CIMB Research said IOI Corp recently lowered its fresh fruit bunches (FFB) output growth target to 1-3% due to the El Nino effect.
It projects crude palm oil (CPO) prices remaining firm and its oleo and specialty fats divisions to perform satisfactorily. It indicated that the refining business remains challenging and refineries margin has recently turned negative again.
“IOI Corp’s first half to Dec 31, 2015 core net profit (excluding forex translation loss) accounted for 64% of our full-year forecast and 58% of consensus estimates.
“We consider the results to be above expectations due to higher-than-expected plantation contributions and fair value gains on derivatives. Reported net profit was below due to forex translation losses of RM627mil in first half of FY15 on its foreign debts with the weaker ringgit. As expected, it declared an interim dividend of 3.5 sen,” CIMB Research said.

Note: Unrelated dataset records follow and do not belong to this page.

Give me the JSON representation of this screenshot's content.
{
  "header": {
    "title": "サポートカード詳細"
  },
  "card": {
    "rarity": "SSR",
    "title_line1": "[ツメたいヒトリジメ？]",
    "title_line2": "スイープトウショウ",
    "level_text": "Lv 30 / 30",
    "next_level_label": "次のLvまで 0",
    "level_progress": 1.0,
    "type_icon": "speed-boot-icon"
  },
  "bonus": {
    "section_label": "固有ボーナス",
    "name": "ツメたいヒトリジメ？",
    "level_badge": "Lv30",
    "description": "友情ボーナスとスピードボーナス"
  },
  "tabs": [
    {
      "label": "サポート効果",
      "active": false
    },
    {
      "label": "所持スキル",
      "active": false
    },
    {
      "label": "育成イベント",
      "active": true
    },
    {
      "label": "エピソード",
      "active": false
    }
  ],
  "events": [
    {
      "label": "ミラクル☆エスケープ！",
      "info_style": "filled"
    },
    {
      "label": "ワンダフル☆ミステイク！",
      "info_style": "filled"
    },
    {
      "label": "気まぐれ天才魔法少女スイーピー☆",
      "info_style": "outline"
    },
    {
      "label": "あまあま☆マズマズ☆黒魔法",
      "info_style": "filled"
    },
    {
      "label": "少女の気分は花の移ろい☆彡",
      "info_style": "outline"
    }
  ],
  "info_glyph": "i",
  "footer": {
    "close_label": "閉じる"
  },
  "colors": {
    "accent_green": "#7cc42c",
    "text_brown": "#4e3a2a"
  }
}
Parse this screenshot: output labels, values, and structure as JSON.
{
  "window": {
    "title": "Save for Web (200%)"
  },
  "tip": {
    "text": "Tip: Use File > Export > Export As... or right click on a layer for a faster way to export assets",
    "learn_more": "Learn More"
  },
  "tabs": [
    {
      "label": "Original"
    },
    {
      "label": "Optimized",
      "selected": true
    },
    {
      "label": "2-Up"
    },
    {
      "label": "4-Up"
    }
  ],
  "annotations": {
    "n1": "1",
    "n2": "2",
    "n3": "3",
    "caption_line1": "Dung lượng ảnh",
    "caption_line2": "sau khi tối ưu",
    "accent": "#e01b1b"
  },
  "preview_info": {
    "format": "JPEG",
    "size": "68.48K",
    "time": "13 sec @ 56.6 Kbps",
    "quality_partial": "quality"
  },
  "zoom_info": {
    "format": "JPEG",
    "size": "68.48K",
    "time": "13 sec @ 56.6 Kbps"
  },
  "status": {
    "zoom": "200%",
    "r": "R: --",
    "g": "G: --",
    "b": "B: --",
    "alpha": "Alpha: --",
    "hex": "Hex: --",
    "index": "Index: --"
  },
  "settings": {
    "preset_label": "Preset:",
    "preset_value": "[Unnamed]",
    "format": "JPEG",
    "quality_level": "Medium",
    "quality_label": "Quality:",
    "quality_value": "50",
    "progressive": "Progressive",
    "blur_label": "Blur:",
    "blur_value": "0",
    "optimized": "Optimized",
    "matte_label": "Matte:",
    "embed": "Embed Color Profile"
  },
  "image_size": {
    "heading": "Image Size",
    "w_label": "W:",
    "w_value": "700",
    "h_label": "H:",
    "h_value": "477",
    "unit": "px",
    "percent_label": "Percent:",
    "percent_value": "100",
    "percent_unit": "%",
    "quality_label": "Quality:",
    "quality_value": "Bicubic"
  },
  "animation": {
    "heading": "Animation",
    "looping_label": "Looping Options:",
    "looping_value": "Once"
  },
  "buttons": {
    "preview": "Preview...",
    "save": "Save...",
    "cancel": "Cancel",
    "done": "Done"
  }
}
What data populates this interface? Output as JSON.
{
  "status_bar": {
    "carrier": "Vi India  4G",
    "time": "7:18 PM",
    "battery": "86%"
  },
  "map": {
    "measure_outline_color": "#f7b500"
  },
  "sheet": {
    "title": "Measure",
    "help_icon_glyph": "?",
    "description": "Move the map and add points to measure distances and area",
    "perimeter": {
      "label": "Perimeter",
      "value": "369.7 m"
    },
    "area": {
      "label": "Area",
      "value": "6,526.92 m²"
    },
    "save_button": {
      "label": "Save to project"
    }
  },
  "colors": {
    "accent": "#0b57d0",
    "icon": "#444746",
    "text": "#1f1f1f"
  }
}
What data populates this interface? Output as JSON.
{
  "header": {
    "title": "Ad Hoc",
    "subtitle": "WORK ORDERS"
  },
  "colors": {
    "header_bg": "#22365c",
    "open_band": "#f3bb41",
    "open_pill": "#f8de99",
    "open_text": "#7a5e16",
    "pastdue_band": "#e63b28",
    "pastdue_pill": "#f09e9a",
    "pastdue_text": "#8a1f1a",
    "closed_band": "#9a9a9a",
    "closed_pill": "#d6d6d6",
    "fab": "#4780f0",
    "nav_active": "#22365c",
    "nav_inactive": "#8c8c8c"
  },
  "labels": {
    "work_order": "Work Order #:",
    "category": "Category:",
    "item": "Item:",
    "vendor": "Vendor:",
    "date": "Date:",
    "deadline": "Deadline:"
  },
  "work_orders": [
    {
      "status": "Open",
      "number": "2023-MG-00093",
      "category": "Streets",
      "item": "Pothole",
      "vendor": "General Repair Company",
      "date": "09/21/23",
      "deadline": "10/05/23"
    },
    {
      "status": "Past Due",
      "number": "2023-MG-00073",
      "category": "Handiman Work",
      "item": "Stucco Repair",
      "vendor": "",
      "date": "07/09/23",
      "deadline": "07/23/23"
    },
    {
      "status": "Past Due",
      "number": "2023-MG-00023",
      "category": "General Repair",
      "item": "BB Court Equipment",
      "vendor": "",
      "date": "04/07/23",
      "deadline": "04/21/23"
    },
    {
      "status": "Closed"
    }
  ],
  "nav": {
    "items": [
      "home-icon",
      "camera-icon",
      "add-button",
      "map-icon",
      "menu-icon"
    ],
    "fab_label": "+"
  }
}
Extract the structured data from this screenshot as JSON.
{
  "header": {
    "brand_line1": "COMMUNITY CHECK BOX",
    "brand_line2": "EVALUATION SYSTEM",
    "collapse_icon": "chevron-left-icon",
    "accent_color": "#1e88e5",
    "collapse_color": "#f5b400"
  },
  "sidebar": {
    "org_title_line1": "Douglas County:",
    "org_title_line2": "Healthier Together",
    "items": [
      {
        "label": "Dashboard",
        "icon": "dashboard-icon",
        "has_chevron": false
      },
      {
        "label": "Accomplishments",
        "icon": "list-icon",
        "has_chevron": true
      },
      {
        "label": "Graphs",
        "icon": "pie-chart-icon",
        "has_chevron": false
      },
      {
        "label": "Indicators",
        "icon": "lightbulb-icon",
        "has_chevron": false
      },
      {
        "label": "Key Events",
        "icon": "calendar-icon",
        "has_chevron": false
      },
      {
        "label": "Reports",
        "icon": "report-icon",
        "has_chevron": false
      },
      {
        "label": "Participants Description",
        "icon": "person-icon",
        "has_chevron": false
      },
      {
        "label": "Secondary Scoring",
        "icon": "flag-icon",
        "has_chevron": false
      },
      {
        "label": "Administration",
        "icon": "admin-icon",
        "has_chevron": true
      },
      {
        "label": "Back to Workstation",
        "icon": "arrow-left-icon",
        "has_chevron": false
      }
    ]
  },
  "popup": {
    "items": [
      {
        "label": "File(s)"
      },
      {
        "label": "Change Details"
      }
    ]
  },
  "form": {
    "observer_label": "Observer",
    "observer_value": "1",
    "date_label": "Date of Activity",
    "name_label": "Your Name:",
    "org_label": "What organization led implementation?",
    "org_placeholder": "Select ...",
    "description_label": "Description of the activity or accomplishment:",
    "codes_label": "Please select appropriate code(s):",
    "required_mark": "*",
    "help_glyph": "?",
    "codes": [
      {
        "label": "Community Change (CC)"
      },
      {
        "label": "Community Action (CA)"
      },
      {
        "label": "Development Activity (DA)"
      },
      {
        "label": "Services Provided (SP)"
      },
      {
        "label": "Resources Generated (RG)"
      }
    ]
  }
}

The research house said IOI Corp’s second quarter to Dec 31, 2015 core net profit rose 70% year-on-year due mainly to stronger plantation earnings and fair value gain on its derivative instruments.
Plantation earnings before interest and tax (EBIT) rose 14% with better results from its Indonesian plantations following the completion of a new mill, higher palm kernel prices and sales of inventories. These more than offset the lower CPO price achieved and FFB output in second quarter.
Resource-based manufacturing EBIT grew 236% due to fair value gains on derivative financial instruments of RM256.4mil.
“We gather the derivatives gain relates to forward contracts it entered into as a hedge to protect the ringgit-denominated margin of its manufacturing margins. Excluding the derivatives gain, this division’s EBIT fell 50% year-on-year due to lower sales volume and lower margins from the oleochemical and refining sub-segments,” CIMB Research said.